Diamond's commercial and artistic positioning in 1970 was that of a serious, self-sufficient songwriter whose material consistently reflected genuine personal conviction rather than calculated formula. The context provided by the Tap Root Manuscript album, with its ambitious incorporation of African musical elements and its extended conceptual suite exploring themes of cultural roots and artistic origins, surrounded "Do It" with evidence of an artist who took his creative responsibilities to himself and his audience with unusual seriousness. Within this particular creative context, a song about the necessity of doing and acting fully carried an autobiographical resonance: Diamond had himself moved from songwriter-for-hire status to major artist through exactly the kind of persistent self-expression and creative initiative the song advocates.

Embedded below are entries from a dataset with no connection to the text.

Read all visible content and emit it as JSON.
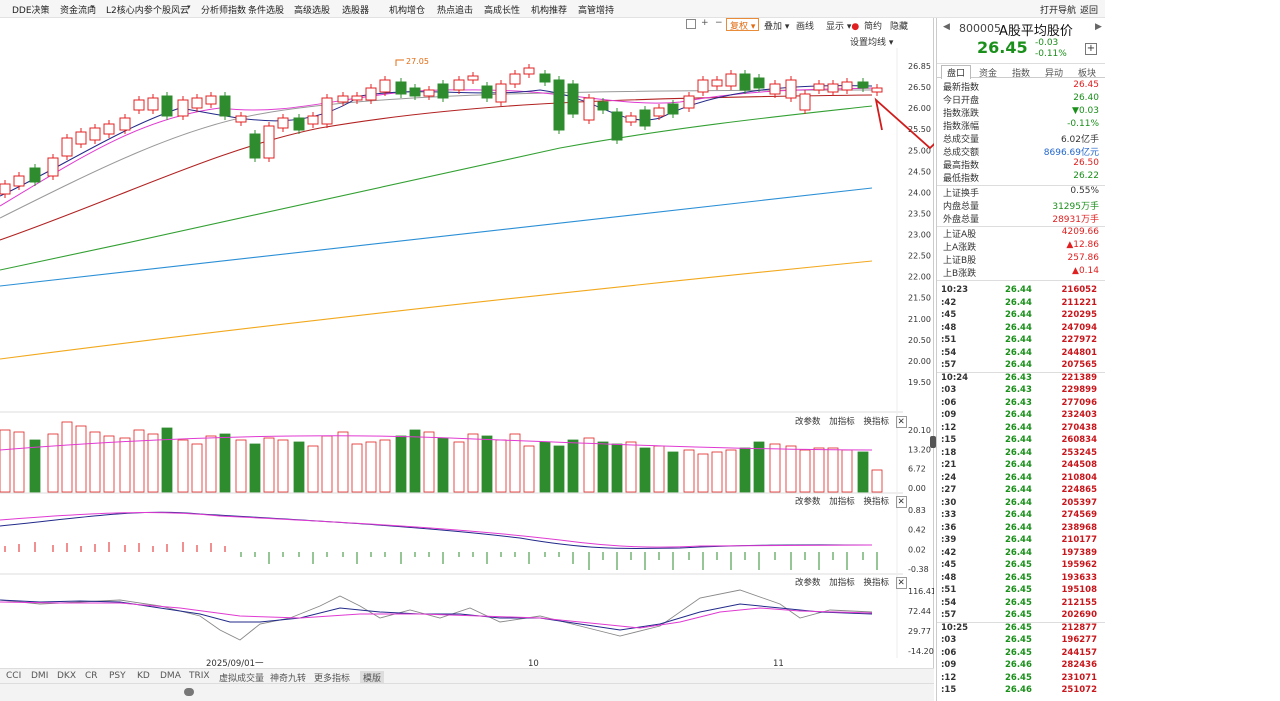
{
  "menu": [
    "DDE决策",
    "资金流向",
    "L2核心内参",
    "个股风云",
    "分析师指数",
    "条件选股",
    "高级选股",
    "选股器",
    "机构增仓",
    "热点追击",
    "高成长性",
    "机构推荐",
    "高管增持"
  ],
  "menu_right": [
    "打开导航",
    "返回"
  ],
  "toolbar": {
    "fuquan": "复权",
    "overlay": "叠加",
    "draw": "画线",
    "show": "显示",
    "simple": "简约",
    "hide": "隐藏"
  },
  "ma_setting": "设置均线",
  "price_axis": [
    "26.85",
    "26.50",
    "26.00",
    "25.50",
    "25.00",
    "24.50",
    "24.00",
    "23.50",
    "23.00",
    "22.50",
    "22.00",
    "21.50",
    "21.00",
    "20.50",
    "20.00",
    "19.50"
  ],
  "peak_label": "27.05",
  "vol_axis": [
    "20.10",
    "13.20",
    "6.72",
    "0.00"
  ],
  "macd_axis": [
    "0.83",
    "0.42",
    "0.02",
    "-0.38"
  ],
  "kdj_axis": [
    "116.41",
    "72.44",
    "29.77",
    "-14.20"
  ],
  "panel_buttons": {
    "change": "改参数",
    "add": "加指标",
    "swap": "换指标"
  },
  "x_labels": [
    "2025/09/01一",
    "10",
    "11"
  ],
  "bottom_tabs": [
    "CCI",
    "DMI",
    "DKX",
    "CR",
    "PSY",
    "KD",
    "DMA",
    "TRIX",
    "虚拟成交量",
    "神奇九转",
    "更多指标",
    "模版"
  ],
  "quote": {
    "code": "800005",
    "name": "A股平均股价",
    "price": "26.45",
    "change": "-0.03",
    "pct": "-0.11%",
    "tabs": [
      "盘口",
      "资金",
      "指数",
      "异动",
      "板块"
    ],
    "rows": [
      {
        "k": "最新指数",
        "v": "26.45",
        "c": "red"
      },
      {
        "k": "今日开盘",
        "v": "26.40",
        "c": "green"
      },
      {
        "k": "指数涨跌",
        "v": "▼0.03",
        "c": "green"
      },
      {
        "k": "指数涨幅",
        "v": "-0.11%",
        "c": "green"
      },
      {
        "k": "总成交量",
        "v": "6.02亿手",
        "c": "dark"
      },
      {
        "k": "总成交额",
        "v": "8696.69亿元",
        "c": "blue"
      },
      {
        "k": "最高指数",
        "v": "26.50",
        "c": "red"
      },
      {
        "k": "最低指数",
        "v": "26.22",
        "c": "green"
      }
    ],
    "rows2": [
      {
        "k": "上证换手",
        "v": "0.55%",
        "c": "dark"
      },
      {
        "k": "内盘总量",
        "v": "31295万手",
        "c": "green"
      },
      {
        "k": "外盘总量",
        "v": "28931万手",
        "c": "red"
      }
    ],
    "rows3": [
      {
        "k": "上证A股",
        "v": "4209.66",
        "c": "red"
      },
      {
        "k": "上A涨跌",
        "v": "▲12.86",
        "c": "red"
      },
      {
        "k": "上证B股",
        "v": "257.86",
        "c": "red"
      },
      {
        "k": "上B涨跌",
        "v": "▲0.14",
        "c": "red"
      }
    ]
  },
  "ticks": [
    [
      "10:23",
      "26.44",
      "216052"
    ],
    [
      ":42",
      "26.44",
      "211221"
    ],
    [
      ":45",
      "26.44",
      "220295"
    ],
    [
      ":48",
      "26.44",
      "247094"
    ],
    [
      ":51",
      "26.44",
      "227972"
    ],
    [
      ":54",
      "26.44",
      "244801"
    ],
    [
      ":57",
      "26.44",
      "207565"
    ],
    [
      "10:24",
      "26.43",
      "221389"
    ],
    [
      ":03",
      "26.43",
      "229899"
    ],
    [
      ":06",
      "26.43",
      "277096"
    ],
    [
      ":09",
      "26.44",
      "232403"
    ],
    [
      ":12",
      "26.44",
      "270438"
    ],
    [
      ":15",
      "26.44",
      "260834"
    ],
    [
      ":18",
      "26.44",
      "253245"
    ],
    [
      ":21",
      "26.44",
      "244508"
    ],
    [
      ":24",
      "26.44",
      "210804"
    ],
    [
      ":27",
      "26.44",
      "224865"
    ],
    [
      ":30",
      "26.44",
      "205397"
    ],
    [
      ":33",
      "26.44",
      "274569"
    ],
    [
      ":36",
      "26.44",
      "238968"
    ],
    [
      ":39",
      "26.44",
      "210177"
    ],
    [
      ":42",
      "26.44",
      "197389"
    ],
    [
      ":45",
      "26.45",
      "195962"
    ],
    [
      ":48",
      "26.45",
      "193633"
    ],
    [
      ":51",
      "26.45",
      "195108"
    ],
    [
      ":54",
      "26.45",
      "212155"
    ],
    [
      ":57",
      "26.45",
      "202690"
    ],
    [
      "10:25",
      "26.45",
      "212877"
    ],
    [
      ":03",
      "26.45",
      "196277"
    ],
    [
      ":06",
      "26.45",
      "244157"
    ],
    [
      ":09",
      "26.46",
      "282436"
    ],
    [
      ":12",
      "26.45",
      "231071"
    ],
    [
      ":15",
      "26.46",
      "251072"
    ]
  ]
}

The simplicity of the song's central imperative also connected it to the broader 1970s cultural preoccupation with authenticity and the removal of inhibition that was expressed across psychological self-help movements, therapeutic culture, and the various social liberation movements of the era. All of these currents emphasized the value of authentic self-expression against the repressive norms and social constraints that earlier generations had imposed and that many Americans in 1970 were actively working to dismantle or renegotiate. "Do It," without engaging these currents explicitly or polemically, drew on the same cultural energy and vocabulary and positioned its exhortatory message within a framework that audiences steeped in these ideas would have recognized and responded to with genuine enthusiasm.

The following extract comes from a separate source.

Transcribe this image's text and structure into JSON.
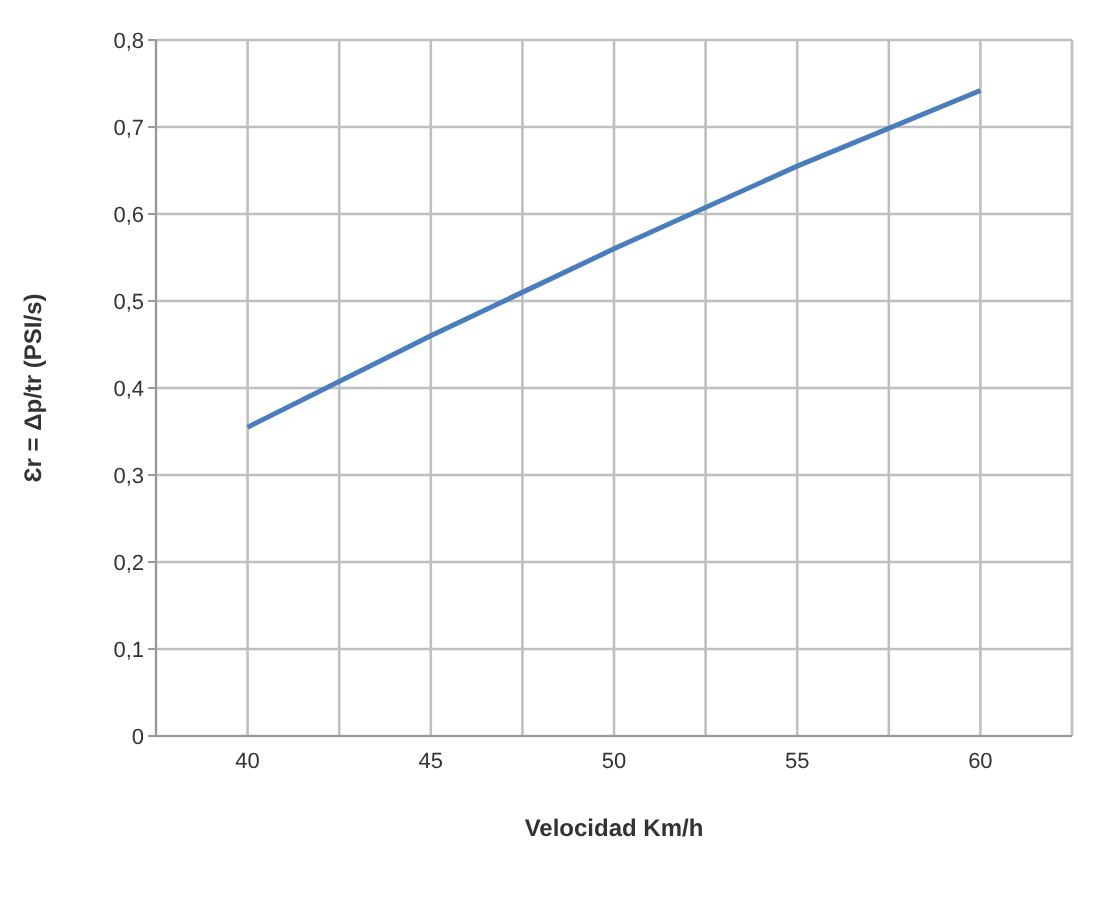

Diamond's melodic craftsmanship ensured that the song's motivational message arrived in a form that was immediately pleasurable and accessible as pure pop entertainment, regardless of whatever deeper cultural resonances listeners might find embedded within it. The ability to construct a well-crafted and genuinely catchy pop song around a motivational premise without tipping into tedium, heavy-handedness, or the kind of earnestness that alienates rather than invites is one of Diamond's core competencies as a songwriter, and "Do It" demonstrated that essential competency efficiently and convincingly within the three-minute pop single format that commercial radio of the period required.